Different from what?
You and Terry saw something that was occurring about 0.01% of the time
during MPI_Init during add_procs. That does not seem to be what we are
seeing here.
But we have seen failures in 1.3.1 and 1.3.2 that look like the one
here. They occur more like 1% of the time and can occur during MPI_Init
*OR* later during a collective call. What we're looking at here seems
to be related. E.g., see
http://www.open-mpi.org/community/lists/devel/2009/03/5768.php
Jeff Squyres wrote:
Hmm -- this looks like a different error to me.
The <1% error rate sm error we were seeing was in MPI_INIT. This
looks like it is beyond MPI_INIT and in the sending path...?
On May 4, 2009, at 11:00 AM, Eugene Loh wrote:
Ralph Castain wrote:
> In reviewing last night's MTT tests for the 1.3 branch, I am seeing
> several segfault failures in the shared memory BTL when using large
> messages. This occurred on both IU's sif machine and on Sun's tests.
>
> Here is a typical stack from MTT:
>
> MPITEST info (0): Starting MPI_Sendrecv: Root to all model test
> [burl-ct-v20z-13:14699] *** Process received signal ***
> [burl-ct-v20z-13:14699] Signal: Segmentation fault (11)
> [burl-ct-v20z-13:14699] Signal code: (128)
> [burl-ct-v20z-13:14699] Failing at address: (nil)
> [burl-ct-v20z-13:14699] [ 0] /lib64/tls/libpthread.so.0
[0x2a960bc720]
> [burl-ct-v20z-13:14699] [ 1]
/workspace/.../lib/lib64/openmpi/mca_btl_sm.so(mca_btl_sm_send+0x7b)
[0x2a9786a7d3]
> [burl-ct-v20z-13:14699] [ 2]
/workspace/.../lib/lib64/openmpi/mca_pml_ob1.so(mca_pml_ob1_send_request_start_copy+0x5b2)
[0x2a97453942]
> [burl-ct-v20z-13:14699] [ 3]
/workspace/.../lib/lib64/openmpi/mca_pml_ob1.so(mca_pml_ob1_isend+0x4f2)
[0x2a9744b446]
> [burl-ct-v20z-13:14699] [ 4]
/workspace/.../lib/lib64/openmpi/mca_coll_tuned.so(ompi_coll_tuned_sendrecv_actual+0x7e)
[0x2a98120bca]
> [burl-ct-v20z-13:14699] [ 5]
/workspace/.../lib/lib64/openmpi/mca_coll_tuned.so(ompi_coll_tuned_barrier_intra_recursivedoubling
+0x119) [0x2a9812b111]
> [burl-ct-v20z-13:14699] [ 6]
/workspace/.../lib/lib64/libmpi.so.0(PMPI_Barrier +0x8e) [0x2a9584ca42]
> [burl-ct-v20z-13:14699] [ 7] src/MPI_Sendrecv_rtoa_c [0x403009]
> [burl-ct-v20z-13:14699] [ 8]
/lib64/tls/libc.so.6(__libc_start_main+0xea) [0x2a961e0aaa]
> [burl-ct-v20z-13:14699] [ 9] src/MPI_Sendrecv_rtoa_c(strtok+0x66)
[0x4019f2]
> [burl-ct-v20z-13:14699] *** End of error message ***
>
--------------------------------------------------------------------------
>
> Seems like this is something we need to address before release - yes?
I don't know if this needs to be addressed before release, but it
was my
impression that we've been living with these errors for a long time.
They're intermittent (1% incidence rate????) and stacks come through
coll_tuned or coll_hierarch or something and end up in the sm BTL. We
discussed them not too long ago on this list.
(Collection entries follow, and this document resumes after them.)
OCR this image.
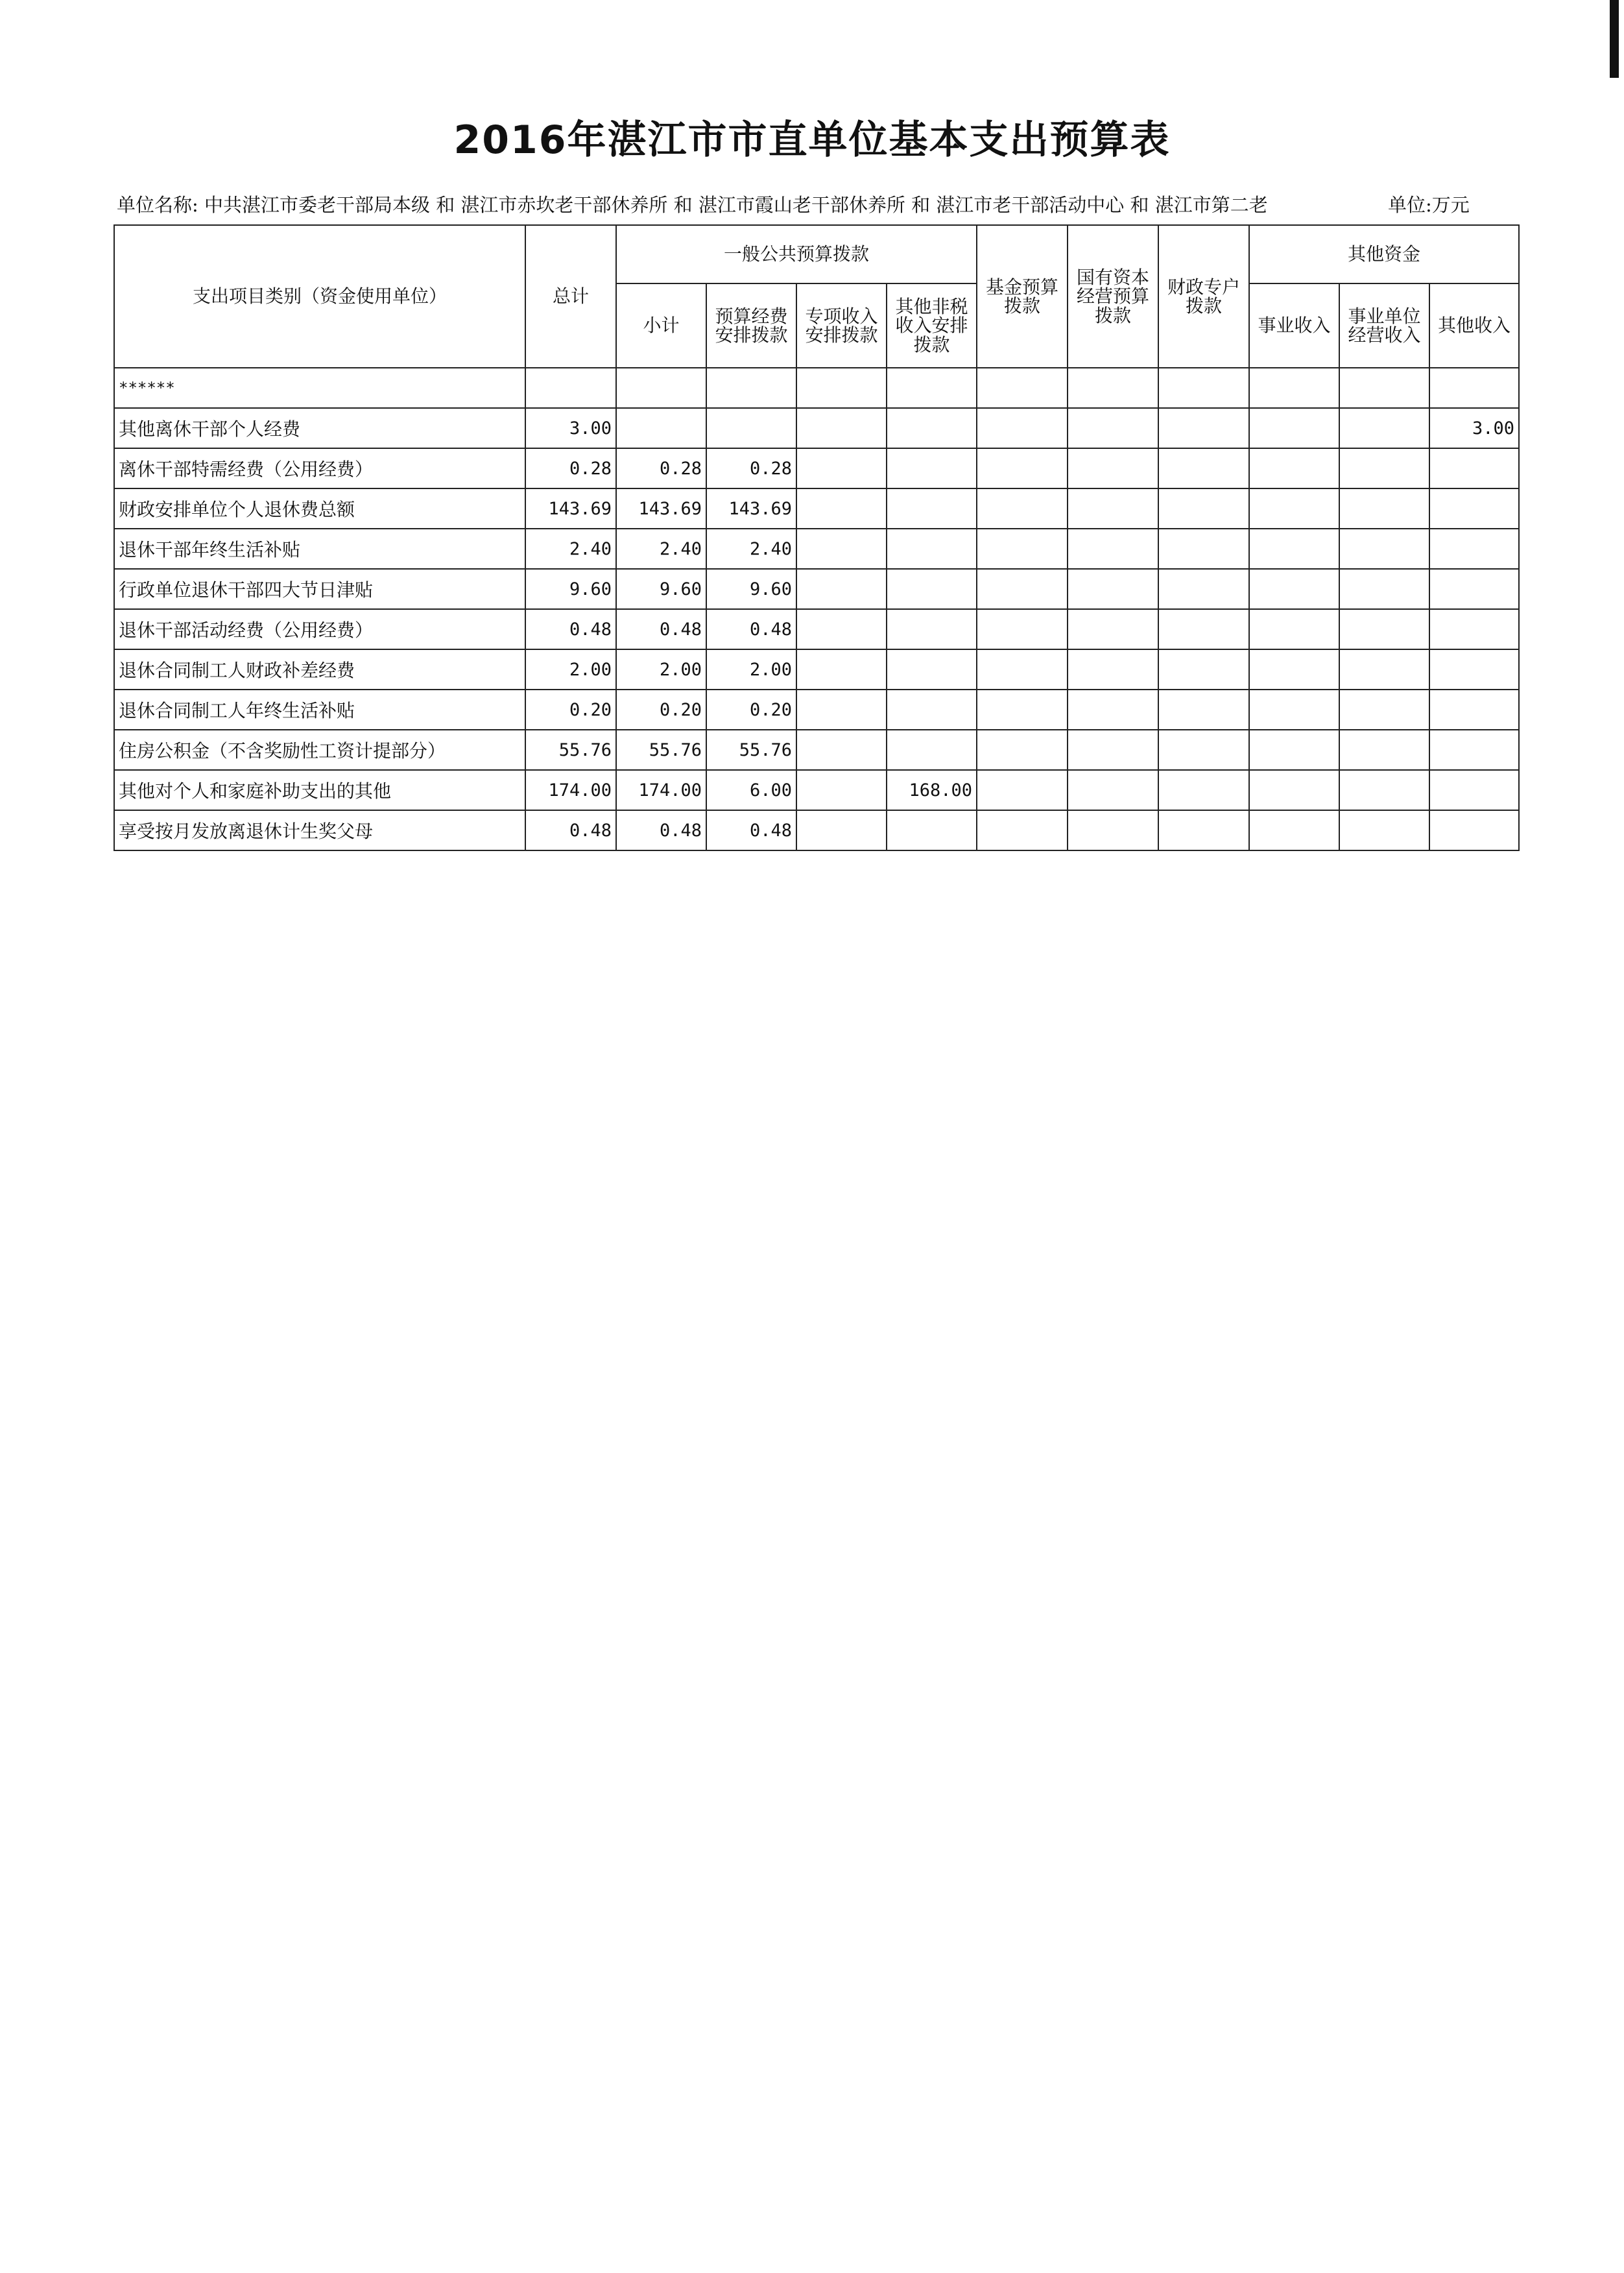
2016年湛江市市直单位基本支出预算表
单位名称: 中共湛江市委老干部局本级 和 湛江市赤坎老干部休养所 和 湛江市霞山老干部休养所 和 湛江市老干部活动中心 和 湛江市第二老	单位:万元
支出项目类别（资金使用单位）	总计	一般公共预算拨款				基金预算拨款	国有资本经营预算拨款	财政专户拨款	其他资金		
		小计	预算经费安排拨款	专项收入安排拨款	其他非税收入安排拨款				事业收入	事业单位经营收入	其他收入
******											
其他离休干部个人经费	3.00										3.00
离休干部特需经费（公用经费）	0.28	0.28	0.28								
财政安排单位个人退休费总额	143.69	143.69	143.69								
退休干部年终生活补贴	2.40	2.40	2.40								
行政单位退休干部四大节日津贴	9.60	9.60	9.60								
退休干部活动经费（公用经费）	0.48	0.48	0.48								
退休合同制工人财政补差经费	2.00	2.00	2.00								
退休合同制工人年终生活补贴	0.20	0.20	0.20								
住房公积金（不含奖励性工资计提部分）	55.76	55.76	55.76								
其他对个人和家庭补助支出的其他	174.00	174.00	6.00		168.00						
享受按月发放离退休计生奖父母	0.48	0.48	0.48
They predate 1.3.2. I
think Terry said they seem hard to reproduce outside of MTT. (Terry is
out this week.)
Anyhow, my impression was that these were not new with this release.
Would be nice to get off the books in any case. Need to figure out how
to improve reproducibility and then dive into coll/sm stuff.